Skeletal muscle has a complex hierarchical organization in which thousands of force-producing muscle fibers are arranged within a connective tissue network. The properties of individual fibers have been studied in isolation over the last four decades (e.g., Gordon et al., 1966; Denoth et al., 2002). However, how the behaviors of muscle fibers may change once they are arranged within muscle is not well understood. Therefore, “lumped-parameter” models, which assume that all fibers act independently and shorten uniformly, are used to mathematically represent whole muscle.

Recent experimental studies have reported nonuniform shortening along fascicles (bundles of fibers) within muscle (Ahn et al., 2003; Pappas et al., 2002; Drost et al., 2003). In one study, dynamic magnetic resonance (MR) images taken of the long head of the biceps brachii showed nonuniform shortening along some muscle fascicles during low-load elbow flexion (Pappas et al., 2002). These data challenge the simplifying assumptions made in lumped-parameter models of muscle and motivate us to identify the features of the biceps architecture that could contribute to nonuniform strains.

Even though the biceps brachii is typically considered to have a parallel-fibered architecture, the fascicles have a more complex geometrical arrangement (Fig. 1) that could potentially contribute to nonuniform shortening.
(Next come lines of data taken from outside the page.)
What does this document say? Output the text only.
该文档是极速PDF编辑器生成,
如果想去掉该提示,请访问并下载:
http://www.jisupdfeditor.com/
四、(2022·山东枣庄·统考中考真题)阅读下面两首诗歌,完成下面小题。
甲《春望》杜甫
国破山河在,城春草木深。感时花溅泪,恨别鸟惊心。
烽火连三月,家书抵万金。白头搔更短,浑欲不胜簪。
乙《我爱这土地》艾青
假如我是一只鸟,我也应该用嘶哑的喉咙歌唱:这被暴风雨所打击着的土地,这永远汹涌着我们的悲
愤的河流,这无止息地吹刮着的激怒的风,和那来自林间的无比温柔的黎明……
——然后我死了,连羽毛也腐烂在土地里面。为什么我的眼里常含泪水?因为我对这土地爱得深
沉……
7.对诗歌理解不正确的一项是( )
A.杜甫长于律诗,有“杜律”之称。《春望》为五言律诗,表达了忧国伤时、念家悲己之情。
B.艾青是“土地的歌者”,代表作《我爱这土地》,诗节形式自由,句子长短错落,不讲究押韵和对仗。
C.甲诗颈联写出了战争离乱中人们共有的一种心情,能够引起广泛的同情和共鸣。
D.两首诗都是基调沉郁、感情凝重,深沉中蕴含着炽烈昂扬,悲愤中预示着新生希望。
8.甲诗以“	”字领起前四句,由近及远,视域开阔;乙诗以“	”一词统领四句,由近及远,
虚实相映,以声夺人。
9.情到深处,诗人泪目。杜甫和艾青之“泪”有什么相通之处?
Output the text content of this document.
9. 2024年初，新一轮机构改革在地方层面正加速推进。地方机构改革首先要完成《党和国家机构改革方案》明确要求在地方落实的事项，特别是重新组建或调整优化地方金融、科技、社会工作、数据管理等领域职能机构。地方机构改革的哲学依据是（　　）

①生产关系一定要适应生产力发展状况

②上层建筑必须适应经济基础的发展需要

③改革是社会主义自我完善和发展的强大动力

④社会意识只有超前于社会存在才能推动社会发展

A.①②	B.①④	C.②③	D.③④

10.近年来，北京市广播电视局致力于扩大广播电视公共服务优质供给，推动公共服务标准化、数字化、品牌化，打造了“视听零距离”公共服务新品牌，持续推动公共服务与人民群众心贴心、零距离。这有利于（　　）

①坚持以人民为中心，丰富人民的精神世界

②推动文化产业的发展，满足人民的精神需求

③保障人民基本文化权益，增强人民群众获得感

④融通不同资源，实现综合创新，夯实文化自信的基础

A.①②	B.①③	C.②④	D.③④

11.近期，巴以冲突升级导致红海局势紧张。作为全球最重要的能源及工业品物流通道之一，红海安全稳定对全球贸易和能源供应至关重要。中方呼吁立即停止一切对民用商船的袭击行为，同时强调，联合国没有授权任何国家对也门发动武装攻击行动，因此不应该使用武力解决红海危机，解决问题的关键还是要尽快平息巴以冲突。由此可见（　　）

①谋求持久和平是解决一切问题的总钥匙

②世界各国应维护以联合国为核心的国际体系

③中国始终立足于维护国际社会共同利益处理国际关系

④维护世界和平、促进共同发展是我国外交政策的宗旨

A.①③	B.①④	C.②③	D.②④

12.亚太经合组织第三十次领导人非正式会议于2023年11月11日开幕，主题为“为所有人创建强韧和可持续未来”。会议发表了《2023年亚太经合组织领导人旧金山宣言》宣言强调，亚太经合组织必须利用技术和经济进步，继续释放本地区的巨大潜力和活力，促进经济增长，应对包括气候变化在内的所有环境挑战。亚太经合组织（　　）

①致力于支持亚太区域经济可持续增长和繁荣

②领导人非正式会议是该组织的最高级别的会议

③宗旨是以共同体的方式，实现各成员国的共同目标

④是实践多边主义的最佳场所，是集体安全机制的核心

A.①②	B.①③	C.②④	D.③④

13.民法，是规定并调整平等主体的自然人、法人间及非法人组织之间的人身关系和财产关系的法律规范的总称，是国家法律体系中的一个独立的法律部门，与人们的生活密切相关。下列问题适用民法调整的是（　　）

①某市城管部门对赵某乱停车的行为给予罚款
For example, muscle shortening could be affected by the difference in the lengths of the centerline fascicles and the anterior fascicles and/or the curvature of the anterior fascicles (Asakawa et al., 2002). Stretch in passive structures, such as the internal aponeuroses or the external fascia, also has the potential to create complex strain distributions. There is evidence that lateral transmission of tension between fibers is present (Street, 1983; Trotter, 1993), which plays a significant role in force production and transmission (Huijing, 1999; Purslow, 2002). The resistance to shearing between fibers and muscle volume preservation also affect the tissue deformations. To explore the effects of fascicle geometry and passive structures on the strain distributions, a model that incorporates the fiber properties, volume preservation, shear properties, and detailed fascicle geometry of the biceps muscle is needed.

The purpose of this work was to uncover the features of the biceps architecture that contribute to the nonuniform strains. We developed a new constitutive model for muscle that represents the active and passive muscle fiber characteristics, intramuscular connective tissue properties, and muscle volume preservation. In this model, we used a new set of parameters to characterize tissue deformations that represents transverse properties of the tissue in a novel and intuitive manner. We created a finite-element model that replicated the major features of the biceps brachii muscle internal geometry, simulated the conditions imposed in a previous dynamic imaging study (Pappas et al., 2002), and compared tissue strains in the model with these in vivo data. We then varied the model's fascicle geometry to explore the effects of the architecture on the strain distributions in the muscle. Specifically, we examined the effects of the nonuniform fiber lengths, fascicle curvature, aponeurosis stretch, and external fascia on the distribution of fascicle strains.